Расписной беспорядок в покое кравчего, немыслимый в обычное время, сейчас веселил государя. Он желал потехи, болезненным огнём взора приказывая увлечь себя перед днём грядущим, и дозволяя Федьке продолжить сказочным путём начатую забаву, которой уж давненько не предавался… Был тогда год такой, и лихой, и привольнее иных, что ли, когда посвататься надумал царь к кабардинской княжне Кученей96. Не столь ему не моглось более в печали вдовствовать, сколь престолу русскому без царицы негоже было быть, и, ко всему, почуял царь за собой как будто силу крепнущую, злорадную и непреклонную, преизрядно взбесив выбором своим всё, почитай, боярство разом.
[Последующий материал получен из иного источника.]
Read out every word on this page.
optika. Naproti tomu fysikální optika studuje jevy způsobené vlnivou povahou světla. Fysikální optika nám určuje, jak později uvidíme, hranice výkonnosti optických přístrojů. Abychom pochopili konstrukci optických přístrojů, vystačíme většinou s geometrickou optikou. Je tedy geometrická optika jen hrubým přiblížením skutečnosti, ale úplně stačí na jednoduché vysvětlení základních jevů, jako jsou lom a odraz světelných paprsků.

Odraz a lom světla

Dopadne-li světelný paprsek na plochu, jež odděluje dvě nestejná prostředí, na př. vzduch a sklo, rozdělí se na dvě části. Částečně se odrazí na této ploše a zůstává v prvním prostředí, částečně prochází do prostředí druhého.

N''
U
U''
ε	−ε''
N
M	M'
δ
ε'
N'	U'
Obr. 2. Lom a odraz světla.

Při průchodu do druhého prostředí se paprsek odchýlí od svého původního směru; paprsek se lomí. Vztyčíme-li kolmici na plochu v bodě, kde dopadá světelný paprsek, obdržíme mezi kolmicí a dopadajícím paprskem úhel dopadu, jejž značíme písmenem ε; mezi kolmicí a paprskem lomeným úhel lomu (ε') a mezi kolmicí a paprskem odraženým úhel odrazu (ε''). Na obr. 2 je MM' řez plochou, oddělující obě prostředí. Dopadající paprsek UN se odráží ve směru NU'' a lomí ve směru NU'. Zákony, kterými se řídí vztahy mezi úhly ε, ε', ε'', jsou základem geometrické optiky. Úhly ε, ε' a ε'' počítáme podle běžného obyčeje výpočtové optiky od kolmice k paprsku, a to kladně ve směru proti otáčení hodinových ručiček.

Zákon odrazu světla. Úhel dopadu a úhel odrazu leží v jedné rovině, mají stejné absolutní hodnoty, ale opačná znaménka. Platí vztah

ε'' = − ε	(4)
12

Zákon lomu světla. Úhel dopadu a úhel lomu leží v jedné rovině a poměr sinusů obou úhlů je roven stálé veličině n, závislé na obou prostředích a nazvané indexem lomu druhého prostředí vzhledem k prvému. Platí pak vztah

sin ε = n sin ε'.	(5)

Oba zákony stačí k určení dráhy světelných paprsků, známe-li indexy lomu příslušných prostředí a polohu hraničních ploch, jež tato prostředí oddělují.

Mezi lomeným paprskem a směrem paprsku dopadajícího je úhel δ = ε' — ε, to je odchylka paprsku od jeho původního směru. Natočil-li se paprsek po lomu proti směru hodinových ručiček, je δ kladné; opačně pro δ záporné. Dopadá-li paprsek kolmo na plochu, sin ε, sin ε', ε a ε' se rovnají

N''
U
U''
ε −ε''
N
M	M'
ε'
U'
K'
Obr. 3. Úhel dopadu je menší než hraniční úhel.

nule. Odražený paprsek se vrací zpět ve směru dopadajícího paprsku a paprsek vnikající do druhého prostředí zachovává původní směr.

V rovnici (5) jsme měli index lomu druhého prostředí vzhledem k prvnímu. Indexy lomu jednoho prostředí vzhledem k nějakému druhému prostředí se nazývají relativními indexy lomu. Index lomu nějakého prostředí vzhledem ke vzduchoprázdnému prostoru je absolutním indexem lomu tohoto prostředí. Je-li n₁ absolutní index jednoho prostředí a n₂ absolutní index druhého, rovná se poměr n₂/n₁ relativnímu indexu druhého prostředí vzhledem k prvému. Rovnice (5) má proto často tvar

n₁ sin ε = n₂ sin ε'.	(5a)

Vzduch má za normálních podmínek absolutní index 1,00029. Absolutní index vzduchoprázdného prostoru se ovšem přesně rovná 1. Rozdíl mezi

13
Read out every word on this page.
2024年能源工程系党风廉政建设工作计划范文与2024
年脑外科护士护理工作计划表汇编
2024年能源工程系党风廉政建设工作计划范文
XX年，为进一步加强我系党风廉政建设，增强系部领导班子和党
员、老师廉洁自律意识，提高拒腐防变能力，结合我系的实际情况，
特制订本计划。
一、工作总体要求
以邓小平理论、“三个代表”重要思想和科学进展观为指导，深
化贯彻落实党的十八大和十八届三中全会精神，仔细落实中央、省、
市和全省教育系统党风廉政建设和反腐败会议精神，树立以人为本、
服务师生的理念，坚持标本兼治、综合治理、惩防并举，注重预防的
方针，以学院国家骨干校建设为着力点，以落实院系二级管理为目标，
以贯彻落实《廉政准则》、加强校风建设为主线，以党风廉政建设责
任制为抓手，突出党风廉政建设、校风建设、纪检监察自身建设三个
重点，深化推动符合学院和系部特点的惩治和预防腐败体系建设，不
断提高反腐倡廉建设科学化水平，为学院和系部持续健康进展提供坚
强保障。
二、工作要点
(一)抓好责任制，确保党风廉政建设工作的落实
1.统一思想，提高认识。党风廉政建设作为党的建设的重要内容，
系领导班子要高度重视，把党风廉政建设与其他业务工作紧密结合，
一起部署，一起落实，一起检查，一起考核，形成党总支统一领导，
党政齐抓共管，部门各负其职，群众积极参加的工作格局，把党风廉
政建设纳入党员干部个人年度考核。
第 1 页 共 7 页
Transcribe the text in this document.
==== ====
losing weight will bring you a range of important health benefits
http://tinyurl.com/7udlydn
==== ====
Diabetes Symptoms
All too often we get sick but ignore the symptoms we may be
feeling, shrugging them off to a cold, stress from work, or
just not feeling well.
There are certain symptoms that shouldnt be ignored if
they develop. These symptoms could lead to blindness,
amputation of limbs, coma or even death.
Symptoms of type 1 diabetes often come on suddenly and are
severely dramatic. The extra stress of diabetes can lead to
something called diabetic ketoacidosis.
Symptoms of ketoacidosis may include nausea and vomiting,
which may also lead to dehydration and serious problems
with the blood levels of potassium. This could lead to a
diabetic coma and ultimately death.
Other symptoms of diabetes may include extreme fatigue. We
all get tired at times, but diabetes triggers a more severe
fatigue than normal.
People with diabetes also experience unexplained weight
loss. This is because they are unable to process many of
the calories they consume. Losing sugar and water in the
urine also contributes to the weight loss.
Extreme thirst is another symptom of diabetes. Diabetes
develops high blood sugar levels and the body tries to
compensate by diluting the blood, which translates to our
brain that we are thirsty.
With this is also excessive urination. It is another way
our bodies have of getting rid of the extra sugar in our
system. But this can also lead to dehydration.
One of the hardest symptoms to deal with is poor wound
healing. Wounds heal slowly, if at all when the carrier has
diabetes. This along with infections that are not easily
Все их намерения, далеко идущие, перечеркнув и перепутав, и, к тому же, обретя ощутимое добавление к личному воинству97. Чудил тогда Иоанн, душеньку изболевшуюся тешил, а и беса в себе заодно, – так толковали о его выборе… Конечно, расчёт в той женитьбе имелся свой, для государства полезный, но всё ж и его, Иоанна, мстительная воля выказалась вполне. Дав себе зарок с отравителями жены любимой разобраться люто в свой черёд, сейчас не позволил никому из них над собой властвовать и "своих" невест подсовывать. Свободен остался для задуманного. Тому пять лет минуло… А сегодня и в покоях царицы свой праздник учинён был, и там свои гости веселились: жёны и девицы из семей царёвых ближних, да царевичи, да попечители и "дядьки" царевичей, и князь Мстиславский тоже, и брат царицын, князь Черкасский… И те из боярского посольства, кого государь при себе в Слободе оставил, взамен в Москву отправленных.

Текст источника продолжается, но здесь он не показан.